Despair and hope. Sounds like a refrain for many of our lives. But I think for the hundreds of thousands of migrant workers in Singapore, the predominant emotion right now is despair and fear. These are the very people who helped (and are still helping) to build modern Singapore. Yet they have remained largely out of sight, in the shadowy confines of their dormitories when their work day is done. Every so often, one or the other of the local NGOs and VWOs would highlight the plight of these migrant workers. I confess, in the distant past, to occasionally having been irked by the strident tones of some. But I have since learned precious lessons through the selfless actions of people I know, and from having been involved in a small way with organisations like HOME (Humanitarian Organization for Migration Economics), Healthserve and MigrantxMe, a greater sense of social justice has grown. How did we shut our eyes and our hearts to the injustices being perpetrated against these fellow brothers, people also created in the image of Father God? Sadly, they are reaping the seeds we have sown. Racial stereotypes stick, as my encounter with the security guards showed. How easily we forget God’s character in Deuteronomy 10:17–18,
For the Lord your God is God of gods and Lord of lords, the great God, mighty and awesome, who shows no partiality and accepts no bribes. He defends the cause of the fatherless and the widow, and loves the foreigner residing among you, giving them food and clothing. (NIV)
If we call ourselves followers of this God, surely with the dawning of His kingdom here on earth and while we wait for Christ’s return to make all things new, we should be His hands and feet in this broken world. My neighbor Olivia was. In the noughties she was already regularly buying packets of chicken rice and drinks for the workers in our estate. Our friend Wei Leong started Healthserve to meet the healthcare needs of those who fell between the cracks of officialdom. Isabel started MigrantxMe because she experienced firsthand what a migrant worker goes through when she did an internship in the hospitality industry overseas. Unlike other NGOs, Isabel chose the route of educating the younger ones in our population. Our friend Abraham who started Homeless Hearts to care for those sleeping rough has also been a pathfinder. Some of the others doing vital work in the foreign worker space include It’s Raining Coats and TWC2 (Transient Workers Count Too).
I’m thankful that there is Hope. Because after reading about the 680 foreign workers infected by Covid-19 yesterday alone, my heart bled. But let’s sow new seeds, and work towards a safer and healthier tomorrow. It was really Godly prescience that our author Ames Chen would choose to write a book on our foreign workforce and highlight their plight (Uncles at Work).
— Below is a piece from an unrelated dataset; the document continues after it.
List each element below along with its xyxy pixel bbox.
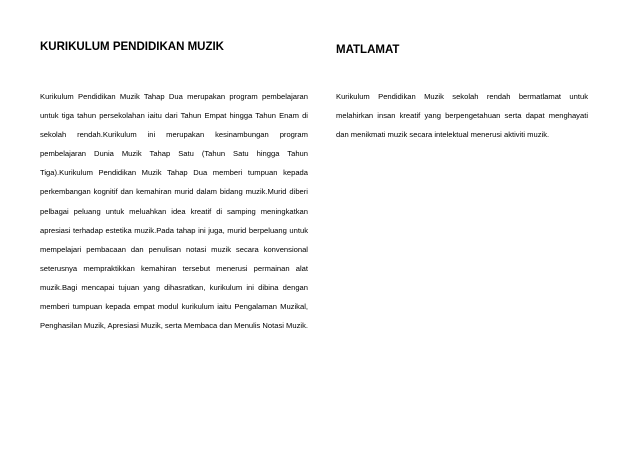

And her heart for the less fortunate has rubbed off on her children. When she and her husband were chatting about the foreign workers, little Mya overheard and immediately emptied out her piggy bank. She wanted to donate her snack fund to her beloved “Uncles”.
So, TODAY, if you want to help a little young lady to raise funds for her “Uncles”, please visit Ameschen on Instagram or Amy Tan on Facebook and see the many different ways that you can participate. I had often wondered why her daughter’s handle on Instagram is “Humblet”. Ames said it’s because parenting her has been a very humbling experience.
In Isaiah’s prophecy for a future perfect world, we are told:
The wolf will live with the lamb,
the leopard will lie down with the goat,
the calf and the lion and the yearling together;
and a little child will lead them. (Isaiah 11:6 NIV)
Well, another little child is showing us the way for now. Let’s do what we can. We must.